Pour des raisons de sécurité l’artiste inscrit son passage sur le sol en notant l’heure de son passage et sa direction. Si ces indications se retrouvent dans la vidéo et dans les images fixes qui retracent le parcours de Knowles dans l’espace, elles nous indiquent que cette marche est avant tout une progression sur une étendue de terre donnée et que l’artiste s’est fixé comme but d’en faire usage en marchant. Ces indications ne sont pas sans nous rappeler la cartographie. De plus, Knowles se sert de boussoles qui lui permettent de se localiser sur le territoire, un dispositif qui le rapproche de la cartographie. Il est aussi intéressant de noter que dans d’autres travaux artistiques de Knowles on retrouve des tracés cartographiques grâce à la géolocalisation (par GPS), ce qui confirme l’intérêt de l’artiste pour la cartographie.
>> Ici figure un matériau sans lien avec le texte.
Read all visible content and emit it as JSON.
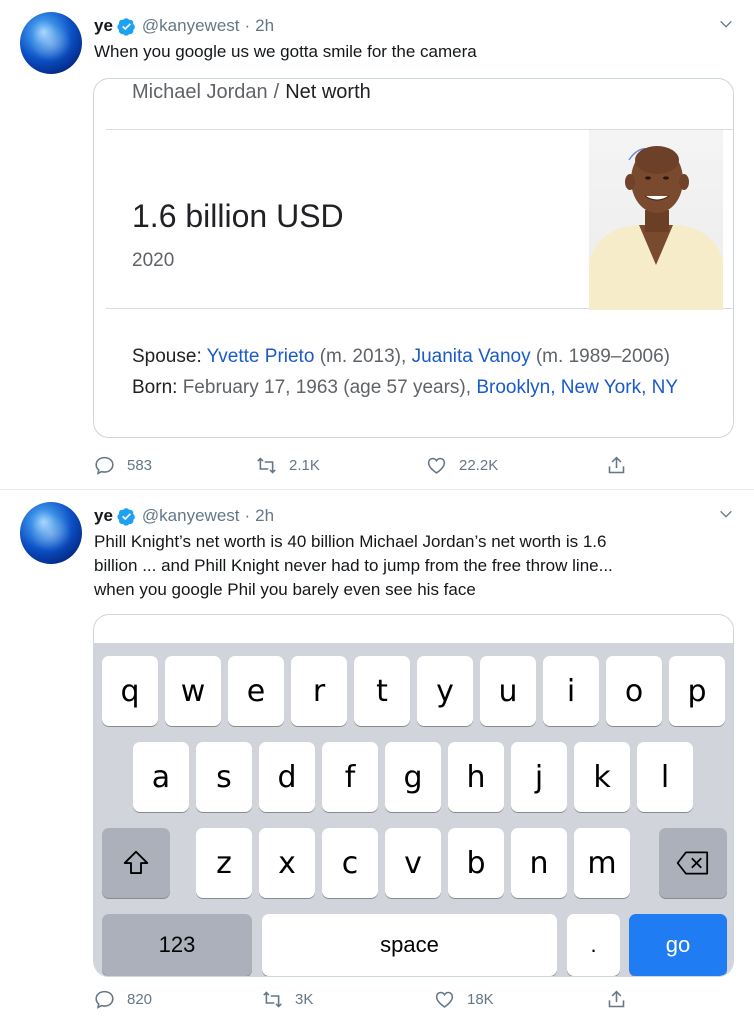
{
  "tweets": [
    {
      "name": "ye",
      "handle": "@kanyewest",
      "time": "2h",
      "text": "When you google us we gotta smile for the camera",
      "card": {
        "breadcrumb_subject": "Michael Jordan",
        "breadcrumb_sep": "/",
        "breadcrumb_current": "Net worth",
        "net_worth": "1.6 billion USD",
        "year": "2020",
        "spouse_label": "Spouse:",
        "spouse1": "Yvette Prieto",
        "spouse1_note": "(m. 2013),",
        "spouse2": "Juanita Vanoy",
        "spouse2_note": "(m. 1989–2006)",
        "born_label": "Born:",
        "born_value": "February 17, 1963 (age 57 years),",
        "born_place": "Brooklyn, New York, NY"
      },
      "replies": "583",
      "retweets": "2.1K",
      "likes": "22.2K"
    },
    {
      "name": "ye",
      "handle": "@kanyewest",
      "time": "2h",
      "text_lines": [
        "Phill Knight’s net worth is 40 billion Michael Jordan’s net worth is 1.6",
        "billion ... and Phill Knight never had to jump from the free throw line...",
        "when you google Phil you barely even see his face"
      ],
      "keyboard": {
        "row1": [
          "q",
          "w",
          "e",
          "r",
          "t",
          "y",
          "u",
          "i",
          "o",
          "p"
        ],
        "row2": [
          "a",
          "s",
          "d",
          "f",
          "g",
          "h",
          "j",
          "k",
          "l"
        ],
        "row3": [
          "z",
          "x",
          "c",
          "v",
          "b",
          "n",
          "m"
        ],
        "numbers_label": "123",
        "space_label": "space",
        "period_label": ".",
        "go_label": "go"
      },
      "replies": "820",
      "retweets": "3K",
      "likes": "18K"
    }
  ],
  "colors": {
    "verified": "#1da1f2",
    "secondary_text": "#657786",
    "link": "#1a5ac9",
    "go_key": "#1f7cf2"
  },
  "icons": [
    "verified-badge-icon",
    "chevron-down-icon",
    "reply-icon",
    "retweet-icon",
    "like-icon",
    "share-icon",
    "shift-icon",
    "backspace-icon"
  ]
}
Il est sans doute raisonné de soutenir qu’aucun artiste-marcheur ne se lance à l’assaut d’un territoire inconnu, c’est-à-dire qui n’a pas été repéré au préalable. Même lors des dérives des situationnistes la marche a lieu dans un cadre bien précis. Guy Debord déclare dans sa théorie de la dérive que :

Une ou plusieurs personnes se livrant à la dérive renoncent, pour une durée plus ou moins longue, aux raisons de se déplacer et d’agir qu’elles se connaissent généralement, aux relations, aux travaux et aux loisirs qui leur sont propres, pour se laisser aller aux sollicitations du terrain et des rencontres qui y correspondent.6

S’il existe chez les adeptes de la dérive un terrain ou ce que Debord appelle un « champ spatial » plus ou moins précis selon ses mots,  la pratique de la dérive a énormément à voir avec la carte et la cartographie.  En effet, Debord soutient que :

L’exploration d’un champ spatial fixé suppose donc l’établissement de bases, et le calcul des directions de pénétration. C’est ici qu’intervient l’étude des cartes, tant courantes qu’écologiques ou psycho-géographiques, la rectification et l’amélioration de ces cartes.7

Ce que dit Guy Debord de manière très claire est que l’exploration d’un territoire est étroitement liée à la cartographie. Nous allons donc nous interroger sur la cartographie et les artistes-marcheurs. Est-elle présente dans toutes leurs œuvres ?

2. Marche et cartographie

Le Larousse définit la carte comme une « représentation conventionnelle, généralement plane, de phénomènes concrets ou même abstraits, mais toujours localisables dans l’espace »8. De cette définition qui tend à réduire la carte à une surface plane et qui ne satisfera nullement notre étude, on peut retenir le fait que la carte est, à quelques exceptions près (je pense aux cartes à l’échelle : 1/1), une représentation et qu’elle est étroitement liée à la notion d’espace. Dans les arts plastiques et notamment chez les artistes-marcheurs la carte va permettre de représenter les phénomènes liés à la marche : le déplacement, le trajet, les perceptions, etc.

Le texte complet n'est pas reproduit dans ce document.